As an anonymous aviation expert explained to The Insider, operating an aircraft with any violation of the aerodynamic skin profile is a threat to flight safety.
“Firstly, if the skin geometry is violated during the flight, air flow will be disturbed, excess resistance will be created, and the aircraft will need more fuel, which will also increase emissions into the atmosphere. Secondly, if the dent is very strong, then the integrity of the skin will be at risk - there, over time, microcracks or even through damage may appear, which can easily lead to the already complete destruction of the skin in this place. Fatigue failure of the material in this case has not been canceled, and this is fraught with the worst consequences. Thirdly, in case of damage to the skin, any fastening elements, assemblies, assemblies, wiring under the skin, etc. can be damaged. If this is damage to the engine nacelle, then the elements of the power plant may be damaged; if it is the fuselage, there may be damage to the control system rods, wiring, fuel system, and so on.
Until you remove this piece of skin and see if there is any damage inside, you will not understand how critical this is. In principle, it is impossible to operate an aircraft with serious damage to the skin. If the skin is dented a few centimeters, then you never know what could be damaged there, both in the skin itself and inside the aircraft. These are quite critical damages, the aircraft cannot be operated with them. And the fact that the airline has been flying for years with such damage to the skin is just a crime.”

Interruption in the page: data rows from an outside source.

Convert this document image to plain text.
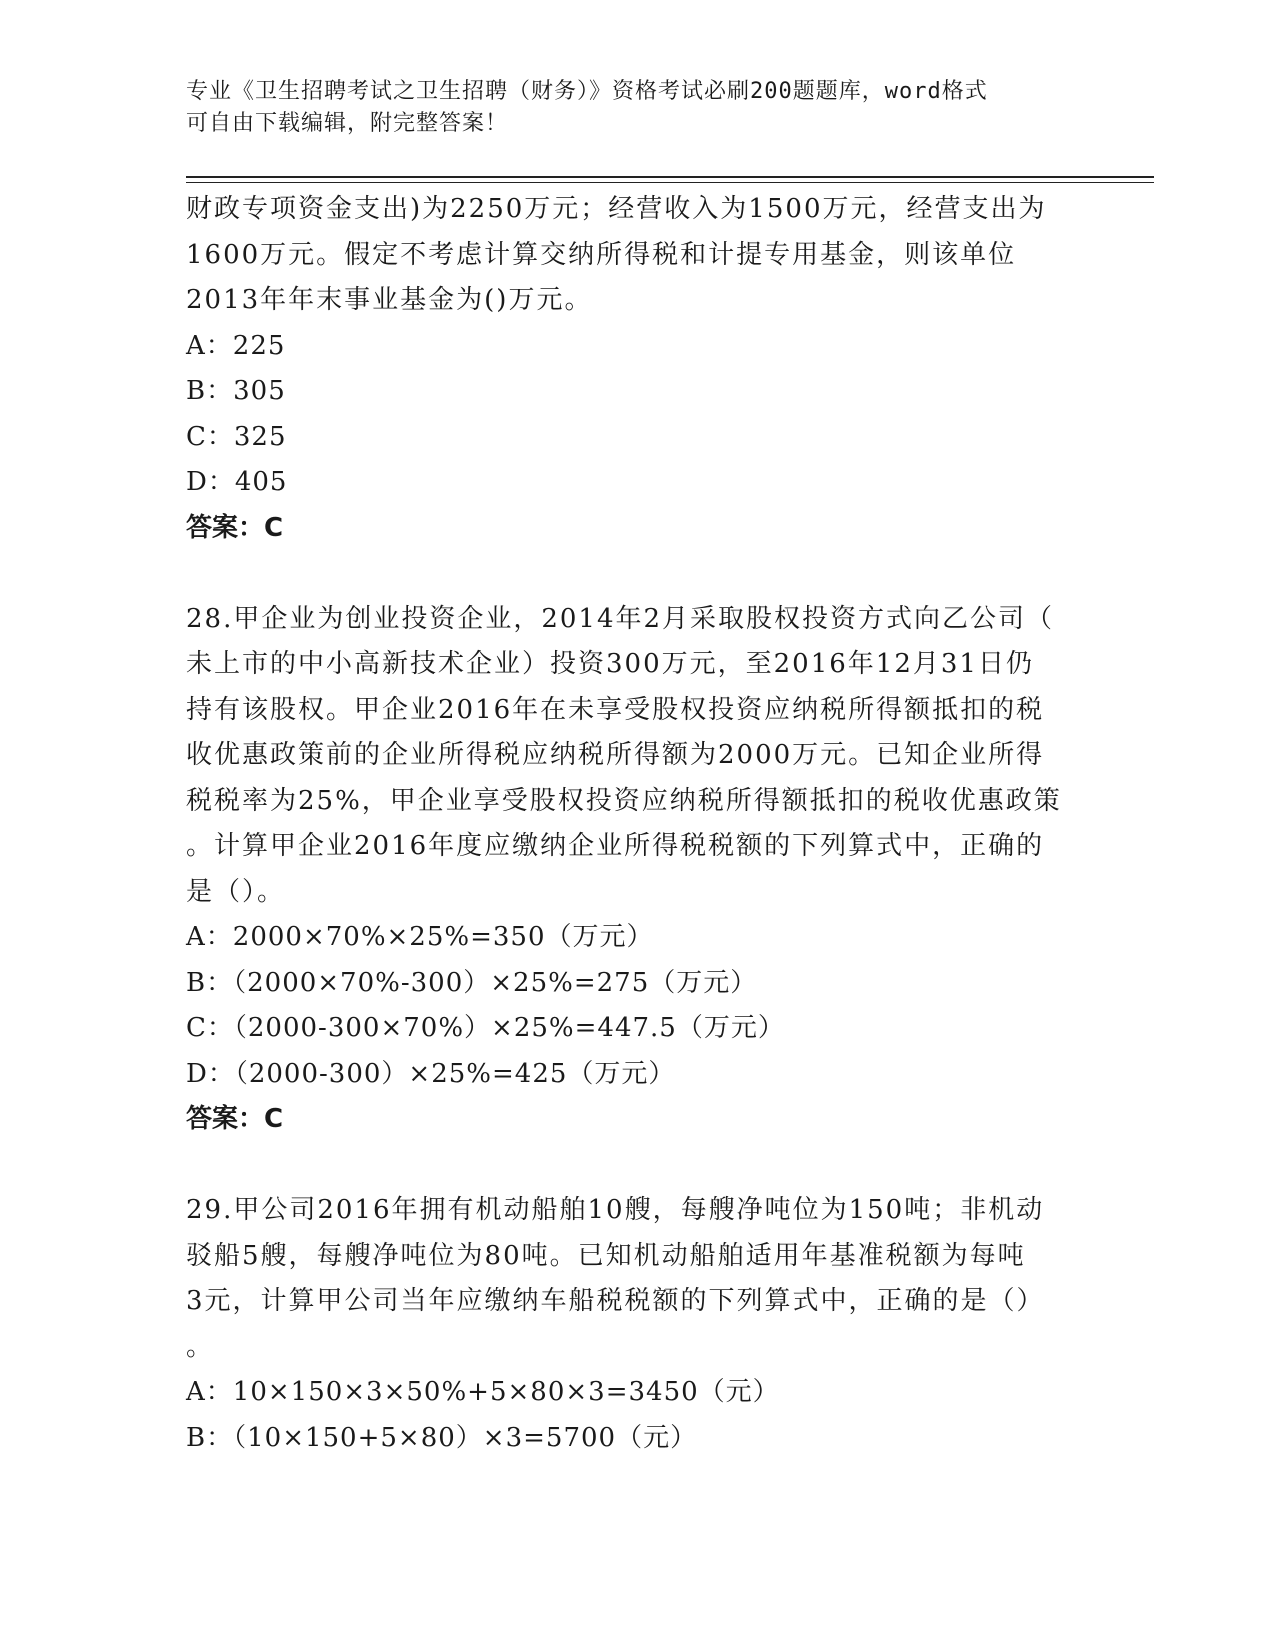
专业《卫生招聘考试之卫生招聘（财务）》资格考试必刷200题题库，word格式
可自由下载编辑，附完整答案！
财政专项资金支出)为2250万元；经营收入为1500万元，经营支出为
1600万元。假定不考虑计算交纳所得税和计提专用基金，则该单位
2013年年末事业基金为()万元。
A：225
B：305
C：325
D：405
答案：C
28.甲企业为创业投资企业，2014年2月采取股权投资方式向乙公司（
未上市的中小高新技术企业）投资300万元，至2016年12月31日仍
持有该股权。甲企业2016年在未享受股权投资应纳税所得额抵扣的税
收优惠政策前的企业所得税应纳税所得额为2000万元。已知企业所得
税税率为25%，甲企业享受股权投资应纳税所得额抵扣的税收优惠政策
。计算甲企业2016年度应缴纳企业所得税税额的下列算式中，正确的
是（）。
A：2000×70%×25%=350（万元）
B：（2000×70%-300）×25%=275（万元）
C：（2000-300×70%）×25%=447.5（万元）
D：（2000-300）×25%=425（万元）
答案：C
29.甲公司2016年拥有机动船舶10艘，每艘净吨位为150吨；非机动
驳船5艘，每艘净吨位为80吨。已知机动船舶适用年基准税额为每吨
3元，计算甲公司当年应缴纳车船税税额的下列算式中，正确的是（）
。
A：10×150×3×50%+5×80×3=3450（元）
B：（10×150+5×80）×3=5700（元）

The second aviation expert also noted that more ice could form in such dents, this would be a problem for the anti-icing system. He also noted that questions should also be asked to the inspectors of Rostransnadzor, who conducted inspections for ten years, issued airworthiness certificates, but dents were noticed only after the helicopter of the operating airline crashed.
“In fact, the dents are not critical for the immediate stop of flights for safety reasons. But such damage must be eliminated, if not at the first opportunity, then at least as part of scheduled repairs. Any damage to the outer skin is at least a potential threat. By itself, it may not manifest itself as a dangerous factor, but when combined with other factors [may] lead to tragedy. For example, in a dent on a wing, more ice than usual may form, and the anti-icing system will no longer cope with it in time. Or this larger than it should be, a piece of ice after separation from the aircraft can damage the elements of the elevators, and so on. Therefore, the permissible damage values are written in the operating manual. Why they decided to eliminate them only now - there are more questions for the inspectors of the Federal Air Transport Agency, who for 10 years have been conducting regular inspections and issuing a certificate of airworthiness for this crumpled aircraft.